The fact that higher initial viral load leads to a higher isolation success is not surprising and well-known. However, the significance and predictability shown in our data set of at least 100 samples is astonishing and fits perfectly to actual data concerning transmission patterns of SARS-CoV-2 [1, 6]. We assume a Cq value between 27 and 30 in E-gene screening PCR as a breaking point (11 to 110 TCID70) for in vitro infection, where infectivity decreases significantly (p < 0.05) and transmission becomes less probable.
Our data revealed that 21% of our samples were infectious enough to transmit the virus in vitro, which perfectly fits to a recently published cluster analysis from Hong Kong, where Super-spreading events (SSE) were analysed and 20% of the infections led to the main component of transmissions . Therefore, the use of the dispersion parameter k contributes much better to the understanding of transmission than the reproduction number R0 and Public health policies can be adapted by discovering and preventing typical situations, where SSEs occur. An SSE or overdispersion emerges in conjunction with immune-suppressive patients, increased disease severity and therefore viral load, asymptomatic individuals and extensive social interactions . Additionally, future transmissions will depend on factors including the degree of seasonal variations in transmission, the duration of immunity, and the degree of cross-immunity between SARS-CoV-2 and other coronaviruses as well as the intensity and timing of control measures .
Isolation was also possible in the case of a recurrent patient, even though 13 days of incubation on cell culture were needed to obtain cytopathic effect and SARS-CoV-2 specific positive PCR for confirmation of successful isolation.
Besides the higher number of samples with a Cq of 35–39.9, the relative distribution of viral load is comparable between our sample (n = 100) and the whole amount of SARS-CoV-2 positive samples acquired during the first outbreak (n = 371). Therefore, in question of the initial viral load, our data reflect the distribution of an outbreak situation realistic.
Our quantitative comparison between an external standard using synthetic RNA and plaque-forming units received via virus titration showed the imperative necessity to distinguish between the both of it and carefully choose the type of quantitative standard. For example, Cq 32,56 shows 1 PFU/200 µl (1 TCID70) and simultaneously the difference of 40,000 copies/ml, suggesting an enormous number of RNA copies in a cell culture supernatant and probably also in an oropharyngeal sample, which is not viable, at least not possible to perform cytopathic effects and perhaps represent just fragmentary and ineffective RNA-copies.
We are aware of the limitations of our in vitro model, especially the circumstance, that we cannot suppose the same level of susceptibility between our cell line and the environment of the human oropharyngeal zone. Another limitation is caused by the use of only one cell line VeroB4, a line which is sufficiently susceptible to SARS-CoV-2, but seems to be inferior to the cell line VeroE6 due to the lower content of the cell surface protein TMPRSS2 (Transmembrane serine protease 2) . Further studies concerning serial isolation experiments on different cell lines simultaneously would be desired to determine the influence of the cell line on the experimental approach.
However, it is a fair approximation of viability. Our data reveal that 21% of our samples were infectious enough to transmit the virus in vitro, with the probability of a positive culture decreases steeply above a Cq value of 27, but transmission may still occur in patients with very close and long-lasting contact, especially household transmissions  and of course it must not be overseen that the viral load may vary over the duration of the infection and that the Cq value only represents a short-term current status of the infectivity.
Storage in the refrigerator for 1 week does not affect the initial viral load significantly, which confirms the high stability of an enveloped virus and facilitates the interpretations of patient’s material stored for some days before further handling.

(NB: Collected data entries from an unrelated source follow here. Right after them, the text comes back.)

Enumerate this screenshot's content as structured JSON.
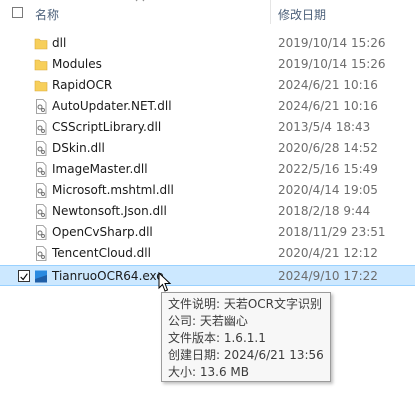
{
  "header": {
    "name_label": "名称",
    "date_label": "修改日期",
    "sort_icon": "chevron-up-icon"
  },
  "files": [
    {
      "name": "dll",
      "date": "2019/10/14 15:26",
      "type": "folder"
    },
    {
      "name": "Modules",
      "date": "2019/10/14 15:26",
      "type": "folder"
    },
    {
      "name": "RapidOCR",
      "date": "2024/6/21 10:16",
      "type": "folder"
    },
    {
      "name": "AutoUpdater.NET.dll",
      "date": "2024/6/21 10:16",
      "type": "dll"
    },
    {
      "name": "CSScriptLibrary.dll",
      "date": "2013/5/4 18:43",
      "type": "dll"
    },
    {
      "name": "DSkin.dll",
      "date": "2020/6/28 14:52",
      "type": "dll"
    },
    {
      "name": "ImageMaster.dll",
      "date": "2022/5/16 15:49",
      "type": "dll"
    },
    {
      "name": "Microsoft.mshtml.dll",
      "date": "2020/4/14 19:05",
      "type": "dll"
    },
    {
      "name": "Newtonsoft.Json.dll",
      "date": "2018/2/18 9:44",
      "type": "dll"
    },
    {
      "name": "OpenCvSharp.dll",
      "date": "2018/11/29 23:51",
      "type": "dll"
    },
    {
      "name": "TencentCloud.dll",
      "date": "2020/4/21 12:12",
      "type": "dll"
    },
    {
      "name": "TianruoOCR64.exe",
      "date": "2024/9/10 17:22",
      "type": "exe",
      "selected": true,
      "checked": true
    }
  ],
  "tooltip": {
    "description": "文件说明: 天若OCR文字识别",
    "company": "公司: 天若幽心",
    "version": "文件版本: 1.6.1.1",
    "created": "创建日期: 2024/6/21 13:56",
    "size": "大小: 13.6 MB"
  },
  "colors": {
    "folder": "#f7cf5b",
    "selection": "#cce8ff",
    "exe_icon": "#2a8ae0"
  }
}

Actually, a significant loss of viral titer due to storage in the incubator under the same conditions apart from the temperature, was an interesting result. Outbreak situations are characterized by shortage of material and restrictions affecting transport and storage, so it is important to know that prolonged storage at room temperature has no major effect on PCR testing.
With regard to the distancing and hygiene rules, the viral shedding and therefore, the risk of transmission, should be minimal at a viral concentration of 11 TCID70 and lower.
If the assumption is correct and the meaning of SSEs in transmission of SARS-CoV-2 is as high as supposed, it will be the greatest challenge in the near future to find out which policies effectively tackle the dispersion, in ideal circumstances without the hard restrictions of a total lockdown.
In this respect, our data help to take well-directed precautions and Public health policies to prevent SSEs and simultaneously, relax measures that seem to have rather a psychological than an epidemiological effect. Applying quantitative PCR systems in diagnosis of SARS-CoV-2 can distinguish between patients providing a high risk of transmission and those, where the risk of transmission is probably limited to close and long-lasting contacts. Unlike medically indicated sick leave, quarantine represents a measure restricting liberty that must be well considered and should be imposed in the most moderate way. In further outbreaks, authorities will need a reliable diagnostic reason to impose restrictions that fit both the constitutional right of personal freedom and the needs of public health.